Durkan’s hesitation may have been influenced by a protest that was led outside her home by socialist Councilwoman Kshama Sawant. Durkan wrote to the leader of the Seattle City Council, Lorena Gonzalez, calling for Sawant to be investigated, for “recklessly undermin[ing] the safety of others”.
It’s worth noting, her concern for her own personal safety came only after Durkan fully endorsed and embraced the Capital Hill Organized Protest, CHOP, calling it a “block party”. When asked what she expected in the coming months from CHOP, she responded that it may be a “summer of love.” Things changed after two men died in the cop-free autonomous zone in the once vibrant neighborhood.
Six votes are needed to pass budget-related legislation and to override a mayoral veto.
During a remote news conference, City Council members, Tammy Morales, Kshama Sawant, Teresa Mosqueda, and M. Lorena González, joined coalition representatives and supporters who are pledging to advance the proposal.
Council Member Lisa Herbold told The Seattle Times she is committed to supporting the cuts this summer and in 2021.
Member Dan Strauss said on Twitter he is in “100% agreement” with the four-point proposal.
1/3 If I wasn’t clear yesterday – I am in 100% agreement w/ @Decrimseattle, we need to:
– Transfer 911 dispatch to being civilian led
– Create a road map for changes to be successful
– Scale up community-led organizations
– Invest in housing for all
– Define how 50% cuts occur https://t.co/GU2hlPCSpu
— Councilmember Dan Strauss (@CMDanStrauss) July 9, 2020
Another member, Andrew Lewis, chimed in, “To be clear, I am 100% in favor of the (Decriminalize Seattle) demands, including the goal of a 50% cut of SPD’s budget.”
2/ To be clear, I am 100% in favor of the @DecrimSeattle demands, including the goal of a 50% cut of SPD’s budget.
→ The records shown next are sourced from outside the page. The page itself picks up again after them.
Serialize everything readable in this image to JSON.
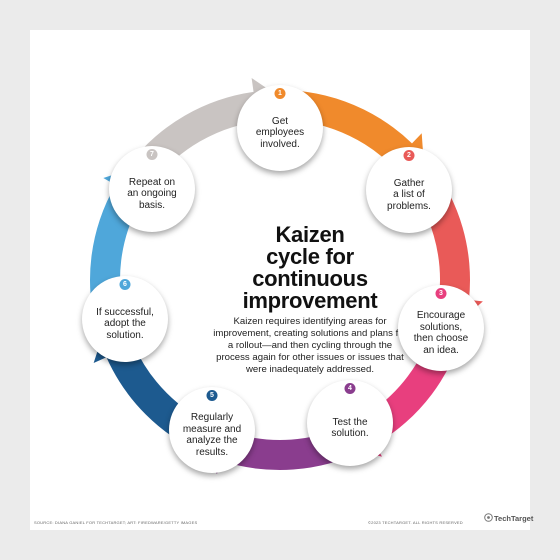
{
  "title": "Kaizen\ncycle for\ncontinuous\nimprovement",
  "description": "Kaizen requires identifying areas for improvement, creating solutions and plans for a rollout—and then cycling through the process again for other issues or issues that were inadequately addressed.",
  "steps": [
    {
      "number": "1",
      "text": "Get\nemployees\ninvolved.",
      "color": "#f08a2c"
    },
    {
      "number": "2",
      "text": "Gather\na list of\nproblems.",
      "color": "#e95a58"
    },
    {
      "number": "3",
      "text": "Encourage\nsolutions,\nthen choose\nan idea.",
      "color": "#e83f7e"
    },
    {
      "number": "4",
      "text": "Test the\nsolution.",
      "color": "#8a3d8e"
    },
    {
      "number": "5",
      "text": "Regularly\nmeasure and\nanalyze the\nresults.",
      "color": "#1d5a8f"
    },
    {
      "number": "6",
      "text": "If successful,\nadopt the\nsolution.",
      "color": "#4fa7da"
    },
    {
      "number": "7",
      "text": "Repeat on\nan ongoing\nbasis.",
      "color": "#c9c4c2"
    }
  ],
  "footer": {
    "source": "SOURCE: DIANA GANIEL FOR TECHTARGET; ART: FIREDWARE/GETTY IMAGES",
    "copyright": "©2023 TECHTARGET. ALL RIGHTS RESERVED",
    "brand": "TechTarget"
  }
}
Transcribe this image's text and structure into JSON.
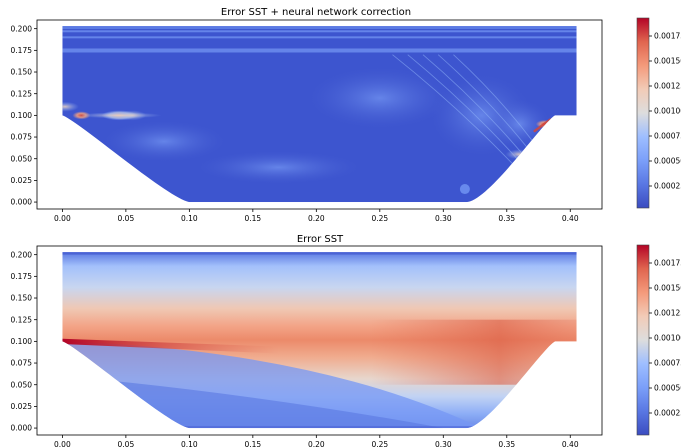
{
  "chart_data": [
    {
      "type": "heatmap",
      "title": "Error SST + neural network correction",
      "xlabel": "",
      "ylabel": "",
      "x_ticks": [
        "0.00",
        "0.05",
        "0.10",
        "0.15",
        "0.20",
        "0.25",
        "0.30",
        "0.35",
        "0.40"
      ],
      "x_tick_values": [
        0.0,
        0.05,
        0.1,
        0.15,
        0.2,
        0.25,
        0.3,
        0.35,
        0.4
      ],
      "y_ticks": [
        "0.000",
        "0.025",
        "0.050",
        "0.075",
        "0.100",
        "0.125",
        "0.150",
        "0.175",
        "0.200"
      ],
      "y_tick_values": [
        0.0,
        0.025,
        0.05,
        0.075,
        0.1,
        0.125,
        0.15,
        0.175,
        0.2
      ],
      "xlim": [
        -0.02,
        0.425
      ],
      "ylim": [
        -0.008,
        0.21
      ],
      "colorbar": {
        "ticks": [
          "0.00025",
          "0.00050",
          "0.00075",
          "0.00100",
          "0.00125",
          "0.00150",
          "0.00175"
        ],
        "tick_values": [
          0.00025,
          0.0005,
          0.00075,
          0.001,
          0.00125,
          0.0015,
          0.00175
        ],
        "range": [
          3e-05,
          0.00193
        ],
        "colormap": "coolwarm"
      },
      "hotspots": [
        {
          "x": 0.015,
          "y": 0.1,
          "level": 0.95
        },
        {
          "x": 0.045,
          "y": 0.1,
          "level": 0.55
        },
        {
          "x": 0.055,
          "y": 0.1,
          "level": 0.5
        },
        {
          "x": 0.38,
          "y": 0.09,
          "level": 0.85
        },
        {
          "x": 0.36,
          "y": 0.055,
          "level": 0.45
        },
        {
          "x": 0.002,
          "y": 0.11,
          "level": 0.45
        }
      ]
    },
    {
      "type": "heatmap",
      "title": "Error SST",
      "xlabel": "",
      "ylabel": "",
      "x_ticks": [
        "0.00",
        "0.05",
        "0.10",
        "0.15",
        "0.20",
        "0.25",
        "0.30",
        "0.35",
        "0.40"
      ],
      "x_tick_values": [
        0.0,
        0.05,
        0.1,
        0.15,
        0.2,
        0.25,
        0.3,
        0.35,
        0.4
      ],
      "y_ticks": [
        "0.000",
        "0.025",
        "0.050",
        "0.075",
        "0.100",
        "0.125",
        "0.150",
        "0.175",
        "0.200"
      ],
      "y_tick_values": [
        0.0,
        0.025,
        0.05,
        0.075,
        0.1,
        0.125,
        0.15,
        0.175,
        0.2
      ],
      "xlim": [
        -0.02,
        0.425
      ],
      "ylim": [
        -0.008,
        0.21
      ],
      "colorbar": {
        "ticks": [
          "0.00025",
          "0.00050",
          "0.00075",
          "0.00100",
          "0.00125",
          "0.00150",
          "0.00175"
        ],
        "tick_values": [
          0.00025,
          0.0005,
          0.00075,
          0.001,
          0.00125,
          0.0015,
          0.00175
        ],
        "range": [
          3e-05,
          0.00193
        ],
        "colormap": "coolwarm"
      },
      "band": {
        "center_y": 0.098,
        "peak_level": 0.8,
        "hot_x": 0.015,
        "hot_level": 0.98
      }
    }
  ],
  "colors": {
    "cool": "#3b4cc0",
    "mid": "#dddddd",
    "warm": "#b40426"
  }
}
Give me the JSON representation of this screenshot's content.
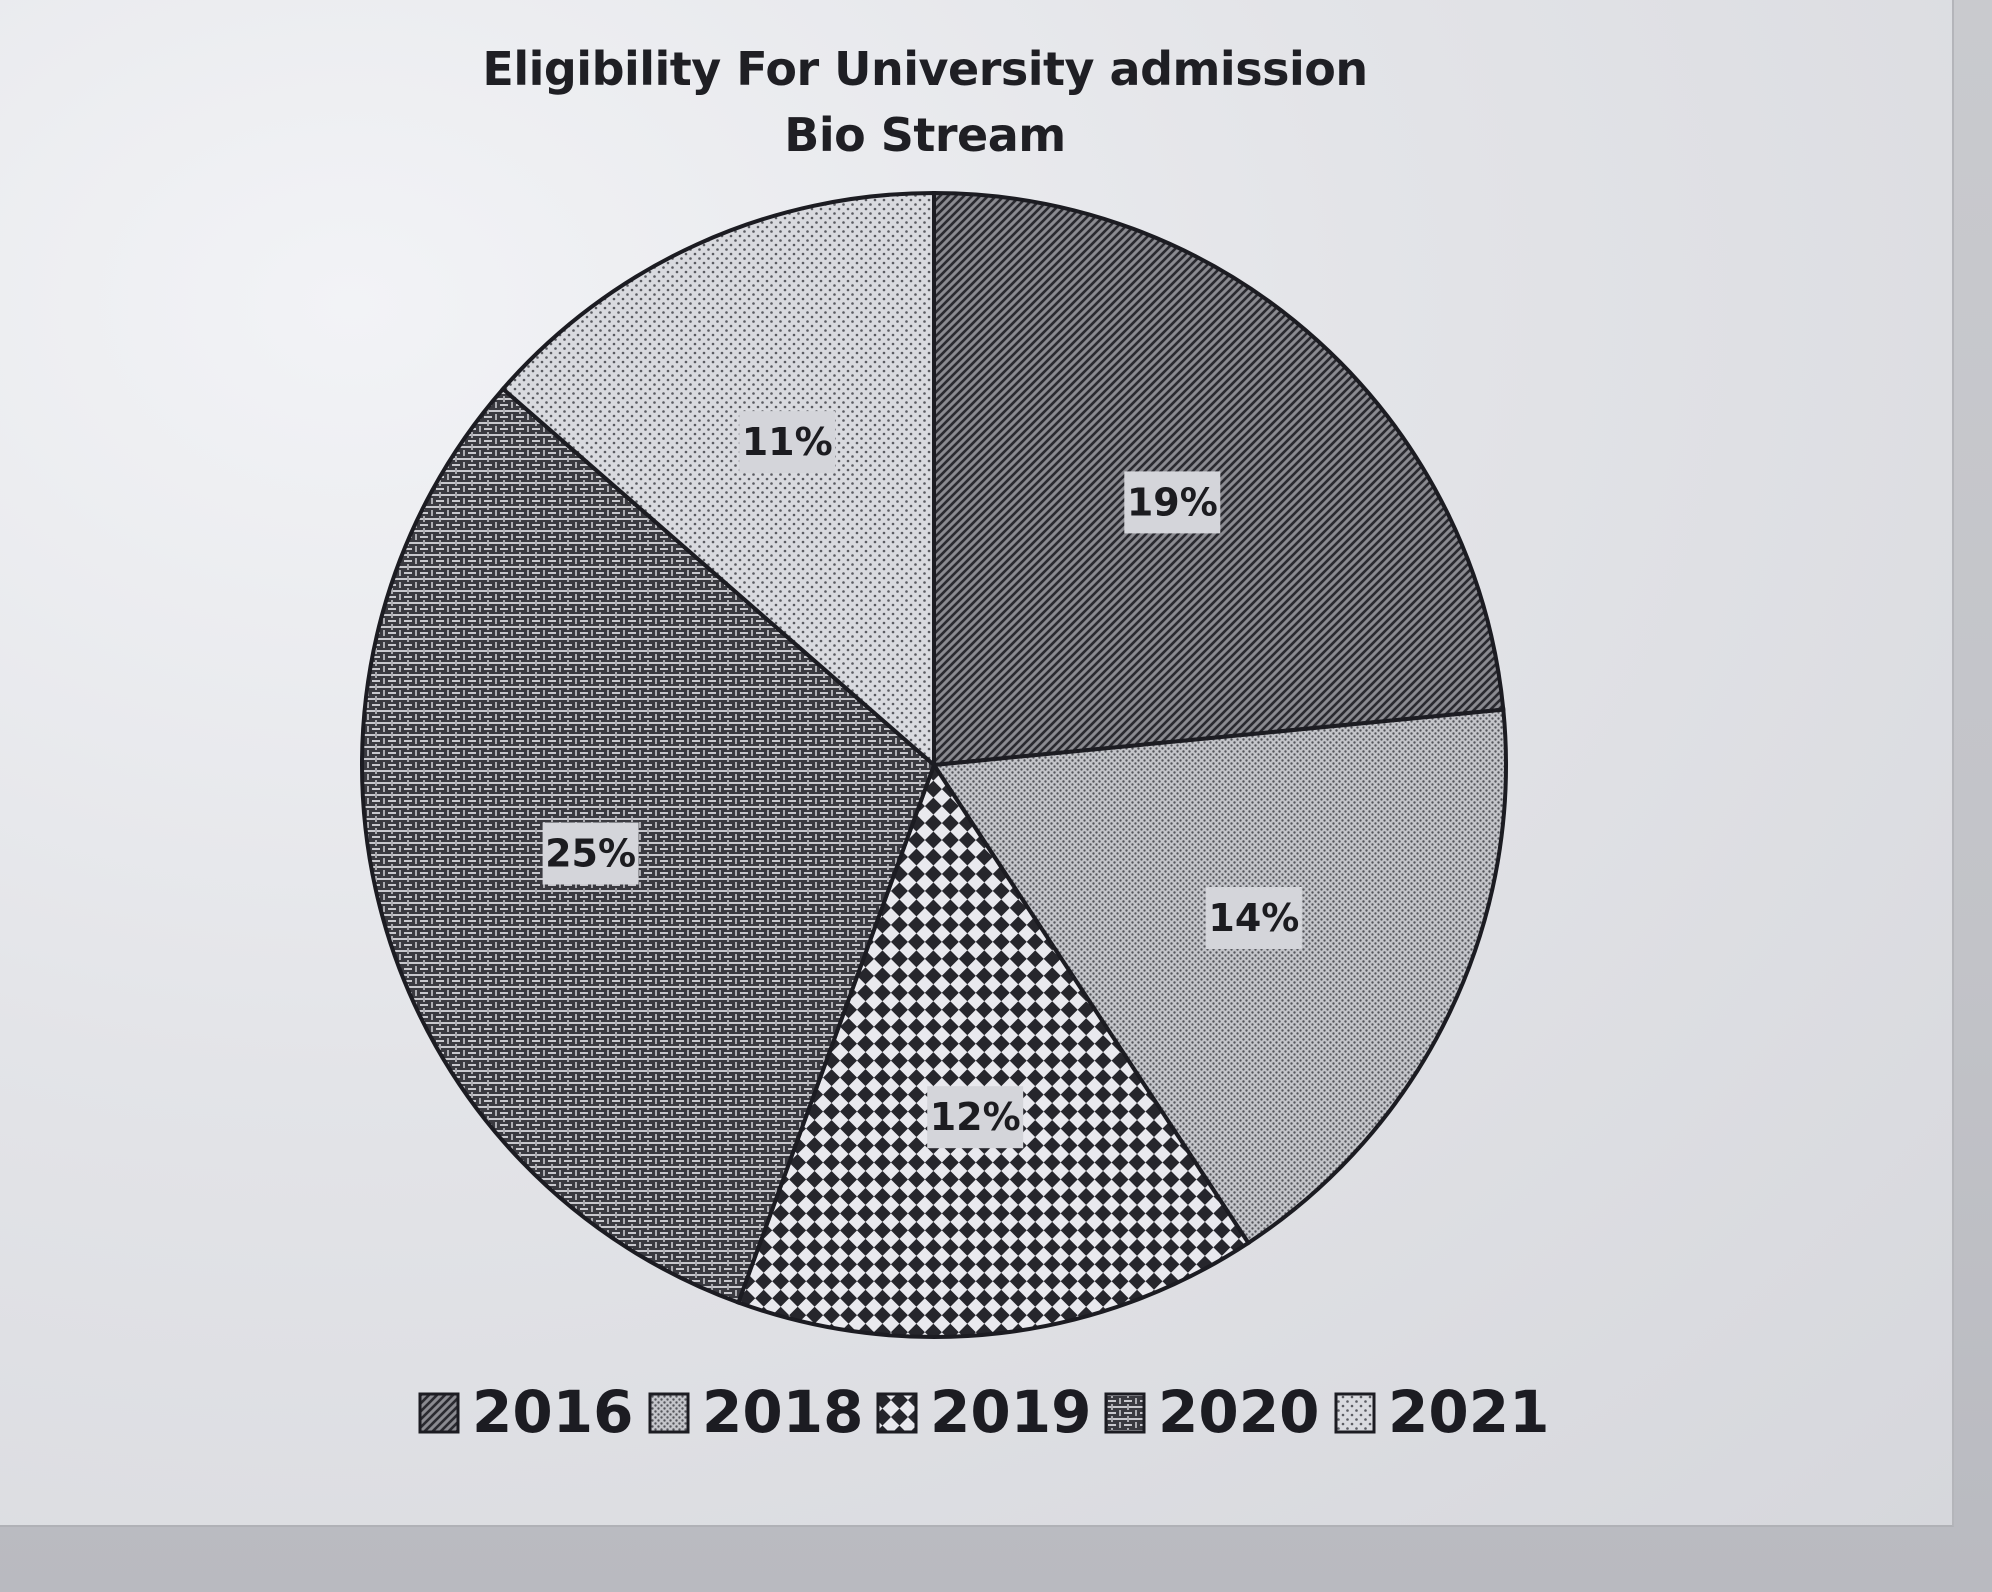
{
  "chart_data": {
    "type": "pie",
    "title": "Eligibility For University admission",
    "subtitle": "Bio Stream",
    "slices": [
      {
        "name": "2016",
        "label": "19%",
        "value": 19
      },
      {
        "name": "2018",
        "label": "14%",
        "value": 14
      },
      {
        "name": "2019",
        "label": "12%",
        "value": 12
      },
      {
        "name": "2020",
        "label": "25%",
        "value": 25
      },
      {
        "name": "2021",
        "label": "11%",
        "value": 11
      }
    ],
    "legend": [
      "2016",
      "2018",
      "2019",
      "2020",
      "2021"
    ],
    "legend_position": "bottom",
    "start_angle": "12 o'clock",
    "direction": "clockwise"
  }
}
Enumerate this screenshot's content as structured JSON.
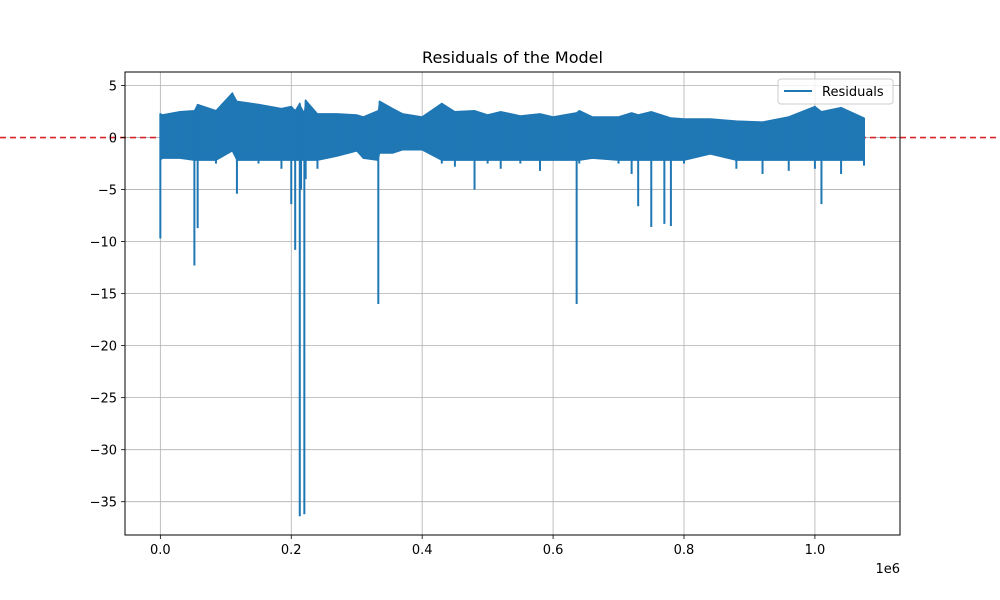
{
  "chart_data": {
    "type": "line",
    "title": "Residuals of the Model",
    "xlabel": "",
    "ylabel": "",
    "x_offset_label": "1e6",
    "xlim": [
      -0.054,
      1.13
    ],
    "ylim": [
      -38.2,
      6.3
    ],
    "xticks": [
      0.0,
      0.2,
      0.4,
      0.6,
      0.8,
      1.0
    ],
    "xtick_labels": [
      "0.0",
      "0.2",
      "0.4",
      "0.6",
      "0.8",
      "1.0"
    ],
    "yticks": [
      5,
      0,
      -5,
      -10,
      -15,
      -20,
      -25,
      -30,
      -35
    ],
    "ytick_labels": [
      "5",
      "0",
      "−5",
      "−10",
      "−15",
      "−20",
      "−25",
      "−30",
      "−35"
    ],
    "grid": true,
    "legend_position": "top-right",
    "reference_line": {
      "y": 0,
      "style": "dashed",
      "color": "#d62728"
    },
    "series": [
      {
        "name": "Residuals",
        "color": "#1f77b4",
        "x": [
          0.0,
          0.003,
          0.03,
          0.052,
          0.057,
          0.085,
          0.11,
          0.117,
          0.15,
          0.185,
          0.2,
          0.206,
          0.213,
          0.215,
          0.22,
          0.222,
          0.24,
          0.27,
          0.3,
          0.31,
          0.333,
          0.335,
          0.355,
          0.37,
          0.4,
          0.43,
          0.45,
          0.48,
          0.5,
          0.52,
          0.55,
          0.58,
          0.6,
          0.636,
          0.64,
          0.66,
          0.7,
          0.72,
          0.73,
          0.75,
          0.77,
          0.78,
          0.8,
          0.84,
          0.88,
          0.92,
          0.96,
          1.0,
          1.01,
          1.04,
          1.075
        ],
        "upper": [
          2.3,
          2.2,
          2.5,
          2.6,
          3.2,
          2.6,
          4.3,
          3.5,
          3.2,
          2.8,
          3.0,
          2.6,
          3.3,
          2.9,
          2.4,
          3.6,
          2.3,
          2.3,
          2.2,
          2.0,
          2.6,
          3.5,
          2.8,
          2.3,
          2.0,
          3.3,
          2.5,
          2.6,
          2.2,
          2.5,
          2.1,
          2.3,
          2.0,
          2.4,
          2.6,
          2.0,
          2.0,
          2.4,
          2.2,
          2.5,
          2.1,
          1.9,
          1.8,
          1.8,
          1.6,
          1.5,
          2.0,
          3.0,
          2.5,
          2.9,
          1.9
        ],
        "lower": [
          -9.7,
          -2.0,
          -2.0,
          -12.3,
          -8.7,
          -2.5,
          -1.3,
          -5.4,
          -2.5,
          -3.0,
          -6.4,
          -10.8,
          -36.4,
          -5.0,
          -36.2,
          -4.0,
          -3.0,
          -1.8,
          -1.3,
          -2.0,
          -16.0,
          -1.5,
          -1.5,
          -1.2,
          -1.2,
          -2.5,
          -2.8,
          -5.0,
          -2.5,
          -3.0,
          -2.5,
          -3.2,
          -2.2,
          -16.0,
          -2.5,
          -2.0,
          -2.5,
          -3.5,
          -6.6,
          -8.6,
          -8.3,
          -8.5,
          -2.5,
          -1.6,
          -3.0,
          -3.5,
          -3.2,
          -3.0,
          -6.4,
          -3.5,
          -2.7
        ]
      }
    ]
  }
}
I am committed to reinvesting that money in BIPOC led organizations, including many I have directly worked with like @ICHOOSE180 and Community Passageways.
— Andrew J. Lewis (@LewisforSeattle) July 10, 2020
Despite pleas from Mayor Durkan and Senior Deputy Mayor Mike Fong, the Seattle City Council appears set on implementing the four-point plan which will effectively cut the Seattle Police Department budget and terminate the force altogether.
Eva Duffy is an intern at The Federalist and a junior at the University of Chicago where she studies American history. She loves the Midwest, J.R.R. Tolkien, writing, & her family.